On se souvient bien du Forum Fnac, qu’un éditeur nous avait, lors du lancement en septembre 2016, présenté comme la « mort du salon de Versailles ». Une rumeur de décès fortement exagérée…
Quant à annoncer un événement « en pleine pandémie, pour juin 2021, cela ressemble plus à une prise de rendez-vous pour 2022 qu’à une perspective prochaine. Recruter au moins une vingtaine d’exposants en trois mois, pour couvrir l’espace de la Halle Nord, serait déjà difficile en période normale », relève-t-on.
« Au mieux, c’est inadapté, au pire incohérent. Et dans tous les cas, cela tient de la provocation inutile alors que l’on assiste à une vague d’annulations globales des manifestations. Les organisateurs d’événements savent que ce n’est pas possible. »
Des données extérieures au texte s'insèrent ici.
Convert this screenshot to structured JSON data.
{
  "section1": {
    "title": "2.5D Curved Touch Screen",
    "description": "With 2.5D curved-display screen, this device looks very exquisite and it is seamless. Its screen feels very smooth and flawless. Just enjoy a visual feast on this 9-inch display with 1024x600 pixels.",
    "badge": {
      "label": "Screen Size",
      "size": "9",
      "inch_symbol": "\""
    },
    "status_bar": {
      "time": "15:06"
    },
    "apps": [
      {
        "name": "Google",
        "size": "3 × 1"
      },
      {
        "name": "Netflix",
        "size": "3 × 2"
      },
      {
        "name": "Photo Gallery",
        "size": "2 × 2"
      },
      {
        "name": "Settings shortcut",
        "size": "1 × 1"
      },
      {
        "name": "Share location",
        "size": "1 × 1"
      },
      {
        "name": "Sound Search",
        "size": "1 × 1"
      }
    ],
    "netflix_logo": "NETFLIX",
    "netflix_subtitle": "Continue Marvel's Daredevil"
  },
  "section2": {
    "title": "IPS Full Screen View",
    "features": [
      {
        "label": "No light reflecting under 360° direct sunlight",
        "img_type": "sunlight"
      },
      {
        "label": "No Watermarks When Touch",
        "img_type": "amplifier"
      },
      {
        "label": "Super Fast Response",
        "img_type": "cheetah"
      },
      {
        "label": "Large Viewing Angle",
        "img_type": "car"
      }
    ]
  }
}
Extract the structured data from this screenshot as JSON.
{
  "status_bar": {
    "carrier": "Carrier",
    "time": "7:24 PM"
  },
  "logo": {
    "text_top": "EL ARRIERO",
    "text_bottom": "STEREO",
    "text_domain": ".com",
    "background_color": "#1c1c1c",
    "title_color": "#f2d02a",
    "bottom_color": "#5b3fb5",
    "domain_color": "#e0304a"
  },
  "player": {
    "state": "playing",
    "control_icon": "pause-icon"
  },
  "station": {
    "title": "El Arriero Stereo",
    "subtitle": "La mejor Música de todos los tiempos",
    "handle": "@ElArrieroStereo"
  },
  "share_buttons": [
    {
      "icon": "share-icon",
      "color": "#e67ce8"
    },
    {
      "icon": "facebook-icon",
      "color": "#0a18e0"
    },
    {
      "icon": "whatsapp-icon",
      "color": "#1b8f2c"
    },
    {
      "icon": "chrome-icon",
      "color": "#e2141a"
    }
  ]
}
Dans les rédactions, si certains préfèrent éviter le sujet, d’autres s’interrogent. « On ne sait pas forcément trop quoi en penser, mais en interne, on nous dit de tout faire comme si c’était sérieux », nous glisse un confrère. Le type de méthode qui a fait ses preuves.
Avec en plus une entrée gratuite, certains se demandent aussi comment MOT pour MOTS gagnerait de l’argent. « Alors que le SNE ne souhaite plus de foire commerciale, on imagine plutôt que le groupe Le Monde se tourne vers 2022. » Et ce, parce que la perspective d’une année où la lecture deviendrait cause nationale est en réflexion.
Les libraires membres du SLF n’avaient en effet pas encore été avertis au moment de la publication de notre article. Une lettre d’information a été déclenchée ce 8 avril, en fin de journée, pour présenter l’événement :
Les trois grands journaux du Groupe Le Monde, avec France Inter, qui, tout au long de l’année, servent la littérature, les écrivains et les mots, ont décidé de donner à leur mission une grande scène et un nouveau grand rendez-vous avec le public.
Les rédactions du Monde, de L’Obs, de Télérama se sont pour la première fois fédérées pour imaginer collectivement cette fête littéraire, partager ce même attachement aux textes, échanger avec les auteurs, célébrer la vitalité de la littérature, sa capacité à nous porter à travers cette période si étouffante, son art de faire émerger, à même la page, une société qui respire mieux, et autrement.
Le groupe Le Monde a d’emblée souhaité associer les librairies indépendantes à cette manifestation, qui est prévue les 4, 5 et 6 juin.
Si les conditions sanitaires le permettent à ces dates, vous serez invités à vous y associer, en organisant à cette occasion une animation au sein de votre librairie.
– Les 4 et 5 juin, dans les librairies participantes, partout en France : signatures et rencontres avec des auteurs, échanges avec les lecteurs sur l’ensemble du territoire...
– Les 5 et 6 juin, à La Villette à Paris : rencontres et des animations, espaces dédiés aux auteurs et aux éditeurs (stands…), rencontres avec les rédactions et les auteurs, événements festifs...
– Communication du SLF
Pour les librairies intéressées, il faudra prendre contact avant le 30 avril, afin de recevoir le kit de communication ou mettre en place des animations dans leur boutique, en lien avec l’événement.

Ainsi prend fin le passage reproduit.